"Ah, with you foreigners it is just the same--land or water," he
continued. "You can even smoke--what a calm head and quiet stomach you
must have! But what puzzles me is this, senor; how you, a foreigner,
come to be travelling with native women. Now, there is that beautiful
young senora with the violet eyes, who can she be?"
"She is my wife, old man," said I, laughing, a little amused at his
curiosity.
"Ah, you are married then--so young? She is beautiful, graceful, well
educated, the daughter of wealthy parents, no doubt, but frail, frail,
senor; and some day, not a very distant day--but why should I predict
sorrow to a gay heart?
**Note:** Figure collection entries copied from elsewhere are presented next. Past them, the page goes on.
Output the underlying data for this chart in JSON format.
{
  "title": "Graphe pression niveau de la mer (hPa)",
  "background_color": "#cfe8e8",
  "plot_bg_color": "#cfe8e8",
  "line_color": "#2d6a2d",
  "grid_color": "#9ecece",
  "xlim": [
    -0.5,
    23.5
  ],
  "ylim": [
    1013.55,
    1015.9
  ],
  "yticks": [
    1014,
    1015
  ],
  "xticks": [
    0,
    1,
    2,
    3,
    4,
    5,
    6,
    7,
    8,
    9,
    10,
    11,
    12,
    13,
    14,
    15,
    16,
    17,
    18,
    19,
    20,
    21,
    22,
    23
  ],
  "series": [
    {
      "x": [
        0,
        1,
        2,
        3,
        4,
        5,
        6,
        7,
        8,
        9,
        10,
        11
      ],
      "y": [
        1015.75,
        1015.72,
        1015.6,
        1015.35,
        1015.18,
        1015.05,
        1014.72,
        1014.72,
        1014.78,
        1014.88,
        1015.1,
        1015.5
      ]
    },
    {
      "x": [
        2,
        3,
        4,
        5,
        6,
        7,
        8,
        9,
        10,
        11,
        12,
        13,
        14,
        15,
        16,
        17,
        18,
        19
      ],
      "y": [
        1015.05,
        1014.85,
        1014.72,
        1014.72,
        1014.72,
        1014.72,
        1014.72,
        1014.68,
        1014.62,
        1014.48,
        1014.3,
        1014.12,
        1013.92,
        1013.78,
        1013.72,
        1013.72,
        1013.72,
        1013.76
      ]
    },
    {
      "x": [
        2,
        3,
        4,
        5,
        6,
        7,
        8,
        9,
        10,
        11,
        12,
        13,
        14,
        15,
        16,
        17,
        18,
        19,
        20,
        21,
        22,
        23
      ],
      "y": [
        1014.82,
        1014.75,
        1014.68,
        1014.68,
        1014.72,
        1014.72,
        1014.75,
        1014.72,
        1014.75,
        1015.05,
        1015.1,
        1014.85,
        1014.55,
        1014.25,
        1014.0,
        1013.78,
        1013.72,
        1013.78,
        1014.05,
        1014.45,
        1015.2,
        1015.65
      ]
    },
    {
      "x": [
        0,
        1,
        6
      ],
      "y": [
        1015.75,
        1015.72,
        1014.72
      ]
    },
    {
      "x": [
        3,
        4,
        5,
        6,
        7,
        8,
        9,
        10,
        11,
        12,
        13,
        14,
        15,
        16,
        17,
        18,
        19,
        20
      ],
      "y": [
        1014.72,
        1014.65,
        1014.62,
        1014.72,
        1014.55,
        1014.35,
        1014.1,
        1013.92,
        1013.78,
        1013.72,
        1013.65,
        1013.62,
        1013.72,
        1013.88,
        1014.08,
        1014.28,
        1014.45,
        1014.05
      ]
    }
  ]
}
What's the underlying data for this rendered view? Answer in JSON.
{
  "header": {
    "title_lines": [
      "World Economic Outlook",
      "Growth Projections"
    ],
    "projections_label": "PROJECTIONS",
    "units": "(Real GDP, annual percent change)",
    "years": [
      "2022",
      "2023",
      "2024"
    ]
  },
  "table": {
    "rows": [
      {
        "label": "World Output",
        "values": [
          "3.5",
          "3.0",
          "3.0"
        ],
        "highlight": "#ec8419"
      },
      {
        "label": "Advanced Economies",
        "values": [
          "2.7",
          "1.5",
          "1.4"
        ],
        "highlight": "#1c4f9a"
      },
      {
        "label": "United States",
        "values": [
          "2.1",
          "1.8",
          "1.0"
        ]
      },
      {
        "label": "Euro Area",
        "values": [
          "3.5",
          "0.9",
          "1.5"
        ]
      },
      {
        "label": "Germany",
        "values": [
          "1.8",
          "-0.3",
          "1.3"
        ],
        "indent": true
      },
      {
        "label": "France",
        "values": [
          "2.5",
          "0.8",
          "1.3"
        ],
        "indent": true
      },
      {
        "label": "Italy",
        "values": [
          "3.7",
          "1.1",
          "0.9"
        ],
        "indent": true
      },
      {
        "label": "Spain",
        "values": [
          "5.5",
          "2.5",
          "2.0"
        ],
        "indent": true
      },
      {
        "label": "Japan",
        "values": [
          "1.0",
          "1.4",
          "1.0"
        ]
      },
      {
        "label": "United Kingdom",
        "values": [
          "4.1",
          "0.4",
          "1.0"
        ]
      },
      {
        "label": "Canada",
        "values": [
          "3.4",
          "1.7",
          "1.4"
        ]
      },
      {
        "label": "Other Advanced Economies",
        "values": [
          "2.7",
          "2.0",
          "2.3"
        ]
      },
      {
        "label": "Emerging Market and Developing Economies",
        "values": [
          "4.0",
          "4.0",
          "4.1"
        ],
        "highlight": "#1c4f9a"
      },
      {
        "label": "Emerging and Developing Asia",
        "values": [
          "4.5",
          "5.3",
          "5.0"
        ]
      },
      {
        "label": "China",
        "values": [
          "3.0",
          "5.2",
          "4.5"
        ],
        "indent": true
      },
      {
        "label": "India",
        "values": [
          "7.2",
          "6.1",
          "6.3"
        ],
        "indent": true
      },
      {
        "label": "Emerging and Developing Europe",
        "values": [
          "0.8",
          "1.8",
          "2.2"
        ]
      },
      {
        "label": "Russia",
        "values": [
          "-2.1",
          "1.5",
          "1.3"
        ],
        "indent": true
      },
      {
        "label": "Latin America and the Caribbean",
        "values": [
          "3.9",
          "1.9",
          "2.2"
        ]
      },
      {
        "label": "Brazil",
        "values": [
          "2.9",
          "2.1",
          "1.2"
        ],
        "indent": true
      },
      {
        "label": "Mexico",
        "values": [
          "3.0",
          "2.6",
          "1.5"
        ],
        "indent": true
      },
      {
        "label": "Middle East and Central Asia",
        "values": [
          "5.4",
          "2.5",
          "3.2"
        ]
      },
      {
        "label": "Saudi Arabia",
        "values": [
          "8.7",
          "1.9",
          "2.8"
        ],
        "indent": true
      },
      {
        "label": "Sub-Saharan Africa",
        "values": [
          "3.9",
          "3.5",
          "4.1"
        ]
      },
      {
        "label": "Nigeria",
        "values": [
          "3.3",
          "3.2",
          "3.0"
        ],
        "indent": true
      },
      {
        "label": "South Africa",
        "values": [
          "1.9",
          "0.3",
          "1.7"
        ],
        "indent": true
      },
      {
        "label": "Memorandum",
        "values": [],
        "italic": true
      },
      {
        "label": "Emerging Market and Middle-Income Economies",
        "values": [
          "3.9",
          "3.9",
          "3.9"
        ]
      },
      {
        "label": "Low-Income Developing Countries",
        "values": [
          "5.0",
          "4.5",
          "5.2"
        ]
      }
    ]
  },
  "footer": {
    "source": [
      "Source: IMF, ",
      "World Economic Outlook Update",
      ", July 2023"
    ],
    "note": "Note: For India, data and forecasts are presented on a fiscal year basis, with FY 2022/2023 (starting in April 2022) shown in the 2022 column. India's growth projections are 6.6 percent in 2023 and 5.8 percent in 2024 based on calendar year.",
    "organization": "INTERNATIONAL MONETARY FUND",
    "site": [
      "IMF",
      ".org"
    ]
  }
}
Only her face, senor, is strange to me; it does
not recall the features of any Oriental family I know."
"That is easily explained," I said, surprised at his shrewdness, "she
is an Argentine, not an Oriental."
"Ah, that explains it," he said, taking another long pull at the bottle.
"As for the other senora with you, I need not ask you who _she_
is."
"Why, who is she?" I returned.
"A Peralta, if there ever was one," he returned confidently.
His reply disturbed me not a little, for, after all my precautions,
this old man had perhaps been sent to follow Demetria.
"Yes," he continued, with an evident pride in his knowledge of families
and faces which tended to allay my suspicions; "a Peralta and not a
Madariaga, nor a Sanchez, nor a Zelaya, nor an Ibarra.